Even if life keeps us tethered to home, a current passport promises adventure to come.
By Louise Kennedy

I was going through some files when I came across my passport. I opened it nostalgically - the multicolored stamps and fussy official signatures always give me a tiny mnemonic thrill, which offsets the depressing thought that, much as I hated that picture when it was taken, I'll never look that young again - and was startled to notice that it's about to expire. "Whoops!" I thought. "Better take care of this right away!" Then came another thought: "Why?"

It was a funny little moment, one of those times when you stumble over a proof of how much your life has changed while you weren't looking. I looked more closely at the woman in the picture and thought back on what it was like to be her.

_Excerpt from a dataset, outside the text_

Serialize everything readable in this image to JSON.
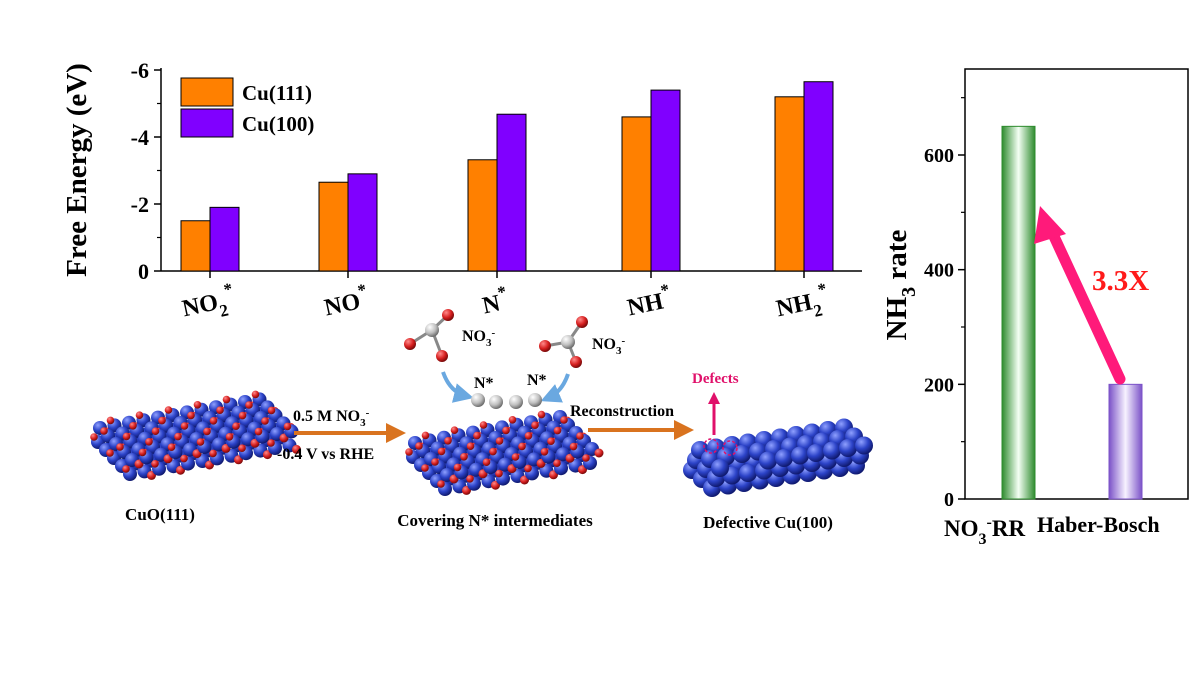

She was, let's see, 31, unhappily married but not quite ready to admit it yet, and about to go on an exotic vacation with her husband that would bring all that much more sharply into focus. Oh, but it was a wonderful vacation, too - a first trip to Kenya, nearly three weeks of clear air and green hills and unforgettable, magnificent animals. Everyone calls them magnificent, I guess, and it feels like hyperbole until you see them for yourself. Their grace and freedom and pure aliveness just make you catch your breath.

My second trip to Kenya is in there, too: four years later, with a buddy this time, after I was done mourning the divorce and ready to have a blast. We did, too - she'd been the one who'd talked me into the first trip, so we could laugh at shared memories of the low points, relive the high points, and create rich new memories of this adventure.

And here on another page is the next adventure, later that same year. (Geez, where did I get the money? Not to mention the energy.) Australia this time, with the same pal, and the same revivifying mix of high spirits and beautiful land. That visa required a photograph, so I conveniently have a halfway marker between the earlier one and today: hair shorter and more intentional than before, earrings bolder, something a little sadder-but-wiser around the eyes.

I hated that one when it was taken, too. But I look at it now and, for a minute, feel a deep envy of that former self. She was so independent, so adventurous, so free.

So lonely, too, I remind myself. And it's true. But the good parts are true, too. And while I'm always impelled to make myself believe that life is getting better all the time, that I'm happier and wiser than I was - Doesn't everyone do that? I mean, how else do you go on? - today I feel like acknowledging that, yes, there are things about that vanished life, and that apparently vanished self, that I miss.

That's why, even though I have no immediate plans to use it, I will make sure to renew my passport before it expires. For what I want to hold on to from that past self is a sense of possibility. I mean, even then I didn't have the money or the time to travel endlessly; I couldn't really just pick up and go without spending precious vacation days and limited funds. But the point was, I felt as if I could. I felt free; if an adventure presented itself, I was ready to take it on. I had my passport.

In a way, it's that attitude that got me where I am now. The last stamp in this passport is from a trip to Ireland, and looking at it makes me smile in a different way from the others. The morning I got that stamp at Shannon, my head was filled with thoughts about the conversation I'd had two nights before - an all-night exploration of dreams and ideas with someone I hadn't known long but wanted to know better. The day after I got the return stamp at Logan, I called him up to continue the conversation, and we haven't stopped talking since. But that was the end of my free-spirited traveling days; our son is almost 3.

Come to think of it, neither one of them has ever been to Africa. I guess they'll be needing passports, too.